These results halved the upper limit of the effective neutrino mass from a direct, model-independent laboratory measurement to 1.1 eV (90% CL).
Enrico Fermi first pointed out that the end-point energy of the daughter electrons from β-decays would fall short of the total decay energy if neutrinos are massive particles. By energy-momentum conservation, the shortfall is the neutrino mass. The KATRIN experiment, located at the Karlsruhe Institute of Technology in Germany, exploits this idea by using a high-resolution spectrometer to measure the β-electron spectrum from tritium decays near the decay energy of 18.6 keV. Figure 1 shows the inside of the spectrometer.

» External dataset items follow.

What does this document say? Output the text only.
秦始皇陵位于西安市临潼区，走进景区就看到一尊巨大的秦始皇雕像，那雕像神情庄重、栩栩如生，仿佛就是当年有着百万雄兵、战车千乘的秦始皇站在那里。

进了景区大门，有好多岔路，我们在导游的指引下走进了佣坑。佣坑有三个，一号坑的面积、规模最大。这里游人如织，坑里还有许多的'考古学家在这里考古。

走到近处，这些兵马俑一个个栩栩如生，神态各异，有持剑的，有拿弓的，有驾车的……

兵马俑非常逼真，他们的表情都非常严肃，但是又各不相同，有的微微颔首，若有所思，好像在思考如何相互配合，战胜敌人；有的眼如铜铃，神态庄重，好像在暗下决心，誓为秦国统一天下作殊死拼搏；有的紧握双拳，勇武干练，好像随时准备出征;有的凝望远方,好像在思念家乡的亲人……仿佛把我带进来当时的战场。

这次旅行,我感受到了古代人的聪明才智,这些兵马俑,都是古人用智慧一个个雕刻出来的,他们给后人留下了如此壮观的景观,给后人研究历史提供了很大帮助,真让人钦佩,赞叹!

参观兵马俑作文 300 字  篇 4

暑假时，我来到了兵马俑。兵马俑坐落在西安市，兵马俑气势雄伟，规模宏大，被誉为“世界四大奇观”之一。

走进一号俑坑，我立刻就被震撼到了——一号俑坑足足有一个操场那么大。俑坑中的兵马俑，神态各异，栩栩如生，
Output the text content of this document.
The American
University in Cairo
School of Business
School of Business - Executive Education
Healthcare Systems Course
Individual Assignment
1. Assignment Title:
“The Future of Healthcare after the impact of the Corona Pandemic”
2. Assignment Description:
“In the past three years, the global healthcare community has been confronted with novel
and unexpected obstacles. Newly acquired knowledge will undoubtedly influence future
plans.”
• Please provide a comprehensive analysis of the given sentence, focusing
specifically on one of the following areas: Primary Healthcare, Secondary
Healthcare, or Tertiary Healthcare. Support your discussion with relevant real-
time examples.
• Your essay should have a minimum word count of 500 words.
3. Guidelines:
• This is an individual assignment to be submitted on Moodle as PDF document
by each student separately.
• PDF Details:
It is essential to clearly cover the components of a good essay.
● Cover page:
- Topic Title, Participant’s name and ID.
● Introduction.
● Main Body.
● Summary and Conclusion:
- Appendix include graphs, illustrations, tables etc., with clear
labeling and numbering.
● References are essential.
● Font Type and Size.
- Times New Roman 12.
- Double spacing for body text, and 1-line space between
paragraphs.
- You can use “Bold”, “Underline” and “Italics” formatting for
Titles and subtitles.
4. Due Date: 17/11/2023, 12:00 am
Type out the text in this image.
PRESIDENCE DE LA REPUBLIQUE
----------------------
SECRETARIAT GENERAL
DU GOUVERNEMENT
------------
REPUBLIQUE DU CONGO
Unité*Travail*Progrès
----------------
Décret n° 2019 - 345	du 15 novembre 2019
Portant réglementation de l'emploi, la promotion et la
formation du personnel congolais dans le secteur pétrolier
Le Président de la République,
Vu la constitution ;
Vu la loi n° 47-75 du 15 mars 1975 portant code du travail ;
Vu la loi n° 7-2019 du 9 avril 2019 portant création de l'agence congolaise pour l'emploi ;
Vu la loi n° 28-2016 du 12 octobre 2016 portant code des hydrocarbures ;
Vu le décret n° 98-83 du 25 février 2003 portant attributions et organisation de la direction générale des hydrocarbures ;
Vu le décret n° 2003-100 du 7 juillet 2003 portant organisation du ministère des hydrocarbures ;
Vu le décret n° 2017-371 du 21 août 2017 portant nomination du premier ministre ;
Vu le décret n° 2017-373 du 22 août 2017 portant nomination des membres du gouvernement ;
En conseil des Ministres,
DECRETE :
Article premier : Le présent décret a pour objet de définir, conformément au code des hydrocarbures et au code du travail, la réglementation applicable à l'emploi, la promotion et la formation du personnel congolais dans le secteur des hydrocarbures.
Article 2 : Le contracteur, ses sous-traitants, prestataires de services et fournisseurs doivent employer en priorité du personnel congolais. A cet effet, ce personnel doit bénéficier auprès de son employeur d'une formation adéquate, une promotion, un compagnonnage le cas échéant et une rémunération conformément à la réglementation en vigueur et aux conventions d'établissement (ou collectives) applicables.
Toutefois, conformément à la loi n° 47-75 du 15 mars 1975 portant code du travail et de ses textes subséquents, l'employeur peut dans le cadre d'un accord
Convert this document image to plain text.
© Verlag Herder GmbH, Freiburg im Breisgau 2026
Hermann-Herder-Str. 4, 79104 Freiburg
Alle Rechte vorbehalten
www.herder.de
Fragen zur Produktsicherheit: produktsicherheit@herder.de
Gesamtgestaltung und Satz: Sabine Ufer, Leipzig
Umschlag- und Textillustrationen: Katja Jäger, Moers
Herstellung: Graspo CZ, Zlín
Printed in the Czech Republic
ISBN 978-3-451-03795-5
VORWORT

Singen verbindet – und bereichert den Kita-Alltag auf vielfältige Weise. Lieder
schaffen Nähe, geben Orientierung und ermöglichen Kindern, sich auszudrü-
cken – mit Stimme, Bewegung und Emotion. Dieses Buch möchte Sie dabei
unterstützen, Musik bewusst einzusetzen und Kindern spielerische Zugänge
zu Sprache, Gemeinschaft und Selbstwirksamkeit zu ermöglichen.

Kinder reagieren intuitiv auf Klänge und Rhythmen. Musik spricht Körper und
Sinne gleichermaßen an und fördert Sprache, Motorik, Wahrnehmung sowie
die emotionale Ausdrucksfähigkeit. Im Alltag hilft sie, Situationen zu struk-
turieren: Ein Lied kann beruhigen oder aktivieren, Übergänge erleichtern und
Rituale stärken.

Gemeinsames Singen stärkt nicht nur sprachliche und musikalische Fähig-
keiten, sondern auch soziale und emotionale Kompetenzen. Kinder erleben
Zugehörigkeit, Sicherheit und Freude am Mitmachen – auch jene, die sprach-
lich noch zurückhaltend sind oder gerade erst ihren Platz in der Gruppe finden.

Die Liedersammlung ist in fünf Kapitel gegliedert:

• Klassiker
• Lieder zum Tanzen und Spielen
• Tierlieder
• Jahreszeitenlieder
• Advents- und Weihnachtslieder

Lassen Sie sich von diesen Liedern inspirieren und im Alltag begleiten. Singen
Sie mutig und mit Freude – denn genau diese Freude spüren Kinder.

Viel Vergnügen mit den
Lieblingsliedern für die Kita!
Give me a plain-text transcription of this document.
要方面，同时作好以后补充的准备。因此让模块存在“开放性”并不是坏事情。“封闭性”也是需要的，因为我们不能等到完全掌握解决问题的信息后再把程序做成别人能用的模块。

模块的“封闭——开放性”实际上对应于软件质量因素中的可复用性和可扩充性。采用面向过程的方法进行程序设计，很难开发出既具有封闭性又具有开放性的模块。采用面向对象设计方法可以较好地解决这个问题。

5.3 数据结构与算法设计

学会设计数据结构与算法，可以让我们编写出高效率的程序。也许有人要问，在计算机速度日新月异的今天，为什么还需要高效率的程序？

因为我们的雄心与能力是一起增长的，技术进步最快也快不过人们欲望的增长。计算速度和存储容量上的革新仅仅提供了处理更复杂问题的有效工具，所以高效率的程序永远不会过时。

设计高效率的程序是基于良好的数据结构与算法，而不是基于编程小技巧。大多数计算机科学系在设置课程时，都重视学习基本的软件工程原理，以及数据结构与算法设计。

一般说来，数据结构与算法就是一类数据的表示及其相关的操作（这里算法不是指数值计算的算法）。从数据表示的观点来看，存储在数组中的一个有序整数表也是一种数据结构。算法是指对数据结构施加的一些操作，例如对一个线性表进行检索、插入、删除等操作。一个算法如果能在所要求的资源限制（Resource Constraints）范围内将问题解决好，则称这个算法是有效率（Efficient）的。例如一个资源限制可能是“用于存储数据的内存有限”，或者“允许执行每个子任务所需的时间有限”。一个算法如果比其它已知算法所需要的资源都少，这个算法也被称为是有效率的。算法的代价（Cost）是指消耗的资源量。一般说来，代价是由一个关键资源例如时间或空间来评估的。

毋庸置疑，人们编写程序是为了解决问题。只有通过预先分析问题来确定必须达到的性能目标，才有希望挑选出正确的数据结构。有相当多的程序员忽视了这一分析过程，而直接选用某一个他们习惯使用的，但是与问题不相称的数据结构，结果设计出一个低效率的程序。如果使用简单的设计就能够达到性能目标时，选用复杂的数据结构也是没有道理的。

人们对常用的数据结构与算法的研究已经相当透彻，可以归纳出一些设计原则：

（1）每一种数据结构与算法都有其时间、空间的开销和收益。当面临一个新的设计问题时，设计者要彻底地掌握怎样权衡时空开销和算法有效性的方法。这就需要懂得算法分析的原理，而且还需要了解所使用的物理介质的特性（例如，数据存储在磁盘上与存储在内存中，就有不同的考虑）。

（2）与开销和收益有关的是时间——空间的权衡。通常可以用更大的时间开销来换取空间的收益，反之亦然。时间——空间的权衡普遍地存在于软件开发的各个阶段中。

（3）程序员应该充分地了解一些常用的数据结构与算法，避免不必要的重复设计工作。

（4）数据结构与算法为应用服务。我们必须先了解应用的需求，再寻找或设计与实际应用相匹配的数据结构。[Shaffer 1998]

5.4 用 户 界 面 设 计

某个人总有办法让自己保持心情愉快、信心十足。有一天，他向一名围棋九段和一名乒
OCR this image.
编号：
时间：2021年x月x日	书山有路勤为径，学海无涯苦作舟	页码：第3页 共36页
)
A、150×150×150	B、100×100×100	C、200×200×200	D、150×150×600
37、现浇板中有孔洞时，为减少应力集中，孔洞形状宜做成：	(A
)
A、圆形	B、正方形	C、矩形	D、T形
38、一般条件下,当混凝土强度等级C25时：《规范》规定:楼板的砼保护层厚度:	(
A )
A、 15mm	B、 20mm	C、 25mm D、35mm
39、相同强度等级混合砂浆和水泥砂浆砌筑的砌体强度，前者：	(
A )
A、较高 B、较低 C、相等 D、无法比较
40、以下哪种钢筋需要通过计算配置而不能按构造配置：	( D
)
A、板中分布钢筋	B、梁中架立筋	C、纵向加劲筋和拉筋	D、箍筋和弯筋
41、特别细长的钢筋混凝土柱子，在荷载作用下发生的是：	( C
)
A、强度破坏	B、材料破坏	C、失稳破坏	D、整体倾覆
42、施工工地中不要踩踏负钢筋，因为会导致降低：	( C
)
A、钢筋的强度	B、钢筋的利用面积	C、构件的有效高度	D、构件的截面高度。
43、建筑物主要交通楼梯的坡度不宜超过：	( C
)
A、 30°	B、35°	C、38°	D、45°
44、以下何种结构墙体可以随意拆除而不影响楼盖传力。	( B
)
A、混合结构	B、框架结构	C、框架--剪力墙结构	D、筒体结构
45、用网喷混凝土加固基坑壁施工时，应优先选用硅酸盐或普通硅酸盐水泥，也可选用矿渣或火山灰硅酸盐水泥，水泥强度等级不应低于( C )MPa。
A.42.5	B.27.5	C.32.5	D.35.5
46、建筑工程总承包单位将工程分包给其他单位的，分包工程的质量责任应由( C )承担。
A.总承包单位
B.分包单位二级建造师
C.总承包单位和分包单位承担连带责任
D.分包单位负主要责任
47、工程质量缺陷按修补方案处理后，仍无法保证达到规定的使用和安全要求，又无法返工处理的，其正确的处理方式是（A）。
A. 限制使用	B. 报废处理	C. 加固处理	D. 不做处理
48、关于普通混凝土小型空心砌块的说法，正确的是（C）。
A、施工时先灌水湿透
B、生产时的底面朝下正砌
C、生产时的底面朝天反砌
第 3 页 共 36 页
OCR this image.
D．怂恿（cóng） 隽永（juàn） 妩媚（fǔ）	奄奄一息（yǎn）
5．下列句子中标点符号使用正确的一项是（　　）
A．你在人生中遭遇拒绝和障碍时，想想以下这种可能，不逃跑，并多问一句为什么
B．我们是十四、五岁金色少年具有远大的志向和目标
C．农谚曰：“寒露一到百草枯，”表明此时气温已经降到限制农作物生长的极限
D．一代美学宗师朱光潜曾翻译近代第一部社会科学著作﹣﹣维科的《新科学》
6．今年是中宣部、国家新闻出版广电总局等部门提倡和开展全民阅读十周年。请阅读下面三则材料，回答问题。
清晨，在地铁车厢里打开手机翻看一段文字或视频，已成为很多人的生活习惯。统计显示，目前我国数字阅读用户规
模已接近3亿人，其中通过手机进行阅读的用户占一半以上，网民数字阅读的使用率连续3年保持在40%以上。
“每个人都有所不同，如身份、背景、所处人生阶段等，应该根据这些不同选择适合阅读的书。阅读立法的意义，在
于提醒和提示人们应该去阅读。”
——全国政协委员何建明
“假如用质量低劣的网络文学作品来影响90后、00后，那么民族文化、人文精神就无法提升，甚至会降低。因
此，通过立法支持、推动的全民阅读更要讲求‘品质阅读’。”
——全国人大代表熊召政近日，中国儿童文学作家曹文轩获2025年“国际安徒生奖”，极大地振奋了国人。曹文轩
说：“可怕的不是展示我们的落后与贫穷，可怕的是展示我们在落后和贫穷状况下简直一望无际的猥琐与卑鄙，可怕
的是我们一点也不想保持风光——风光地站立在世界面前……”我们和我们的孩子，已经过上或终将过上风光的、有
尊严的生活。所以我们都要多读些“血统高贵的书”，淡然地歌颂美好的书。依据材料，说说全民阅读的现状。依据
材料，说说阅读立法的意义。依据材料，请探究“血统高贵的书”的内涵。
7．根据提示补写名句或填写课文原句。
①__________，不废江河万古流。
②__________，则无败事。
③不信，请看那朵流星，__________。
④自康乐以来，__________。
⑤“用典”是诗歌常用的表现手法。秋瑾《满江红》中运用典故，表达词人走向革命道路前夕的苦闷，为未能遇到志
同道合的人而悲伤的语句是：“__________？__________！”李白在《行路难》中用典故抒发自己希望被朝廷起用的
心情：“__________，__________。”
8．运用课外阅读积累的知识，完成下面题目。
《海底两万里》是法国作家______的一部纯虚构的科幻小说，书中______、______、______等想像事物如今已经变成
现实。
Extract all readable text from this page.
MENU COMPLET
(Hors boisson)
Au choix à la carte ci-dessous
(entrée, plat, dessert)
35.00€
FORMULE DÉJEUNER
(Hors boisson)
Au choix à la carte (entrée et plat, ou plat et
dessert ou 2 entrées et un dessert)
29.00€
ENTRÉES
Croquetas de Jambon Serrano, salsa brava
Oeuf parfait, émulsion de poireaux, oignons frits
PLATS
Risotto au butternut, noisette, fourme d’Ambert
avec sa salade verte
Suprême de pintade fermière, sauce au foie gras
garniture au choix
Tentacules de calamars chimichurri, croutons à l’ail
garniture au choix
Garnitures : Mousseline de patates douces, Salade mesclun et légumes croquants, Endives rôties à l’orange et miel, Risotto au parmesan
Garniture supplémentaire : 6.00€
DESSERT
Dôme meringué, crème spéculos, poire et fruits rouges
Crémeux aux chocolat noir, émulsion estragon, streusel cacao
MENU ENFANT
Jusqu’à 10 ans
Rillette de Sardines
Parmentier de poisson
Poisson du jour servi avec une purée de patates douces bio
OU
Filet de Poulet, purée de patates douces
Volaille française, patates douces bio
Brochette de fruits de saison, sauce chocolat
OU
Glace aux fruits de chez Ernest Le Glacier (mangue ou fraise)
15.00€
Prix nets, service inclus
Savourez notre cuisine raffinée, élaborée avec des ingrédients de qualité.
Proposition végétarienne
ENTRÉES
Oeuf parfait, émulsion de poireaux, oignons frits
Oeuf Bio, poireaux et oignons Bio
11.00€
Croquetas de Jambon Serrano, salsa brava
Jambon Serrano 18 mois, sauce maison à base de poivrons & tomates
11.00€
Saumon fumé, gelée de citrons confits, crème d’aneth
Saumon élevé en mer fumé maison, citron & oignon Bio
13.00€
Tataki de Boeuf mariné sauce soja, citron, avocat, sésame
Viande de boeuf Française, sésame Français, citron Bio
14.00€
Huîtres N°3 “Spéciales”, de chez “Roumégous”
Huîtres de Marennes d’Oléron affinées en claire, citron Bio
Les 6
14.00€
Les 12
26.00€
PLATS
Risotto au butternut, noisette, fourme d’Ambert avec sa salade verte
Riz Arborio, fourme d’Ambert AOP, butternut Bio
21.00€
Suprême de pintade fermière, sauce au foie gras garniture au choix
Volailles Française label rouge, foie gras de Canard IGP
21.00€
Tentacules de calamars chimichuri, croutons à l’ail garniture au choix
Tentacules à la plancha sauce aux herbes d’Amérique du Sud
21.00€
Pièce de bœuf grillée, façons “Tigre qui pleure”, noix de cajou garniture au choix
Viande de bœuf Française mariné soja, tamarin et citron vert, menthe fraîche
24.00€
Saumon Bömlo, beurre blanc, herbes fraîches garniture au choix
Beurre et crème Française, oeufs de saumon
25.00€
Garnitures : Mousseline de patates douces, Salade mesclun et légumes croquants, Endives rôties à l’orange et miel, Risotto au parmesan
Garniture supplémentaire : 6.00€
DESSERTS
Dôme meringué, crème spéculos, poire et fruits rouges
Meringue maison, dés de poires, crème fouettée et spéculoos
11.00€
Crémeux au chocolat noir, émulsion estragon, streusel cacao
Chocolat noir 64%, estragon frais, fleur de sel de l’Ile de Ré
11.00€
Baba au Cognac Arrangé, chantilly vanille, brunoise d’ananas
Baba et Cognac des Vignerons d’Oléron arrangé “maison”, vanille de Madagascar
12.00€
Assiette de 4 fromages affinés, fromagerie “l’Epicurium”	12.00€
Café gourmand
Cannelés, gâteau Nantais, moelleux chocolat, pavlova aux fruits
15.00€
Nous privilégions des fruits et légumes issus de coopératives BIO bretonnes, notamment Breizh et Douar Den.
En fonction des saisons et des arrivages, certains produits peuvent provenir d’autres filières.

Figure 2. Measured spectrum (data points) and fit of electrons over a 90-eV interval from all tritium runs in the data set. Although there are 27 different measurement points (retarding potential settings), most of the measurement time was devoted to several points very close to the end-point energy.
The design, construction and commission of the various subsystems of the KATRIN experiment were truly heroic efforts by an international team of scientists and engineers from twenty institutions, including Berkeley Lab. NSD’s Alan Poon leads the local efforts in the experiment. He spent a year in Karlsruhe to assist in the design of the calibration subsystem and the simulation and analysis platform. Berkeley Lab’s Low Background Facility was used to qualify the radiopurity of the materials used in the experiment.
For this recent result, NSD postdoctoral fellow Björn Lehnert extended the software platform that was developed by Prof. Susanne Mertens (former postdoctoral fellow in Poon’s group) and her team at Technical University of Munich. The extension allows Lehnert to perform a computationally intensive Bayesian analysis of the data on National Energy Research Scientific Computing Center’s supercomputer Cori. Figure 2 shows the measured β-spectrum and the fit over a 90-eV interval near the decay energy. The fit for the parameter m2v = ( -10 ± +0.9-1.1) eV2, resulting in an upper limit of 1.1 eV at 90% confidence level.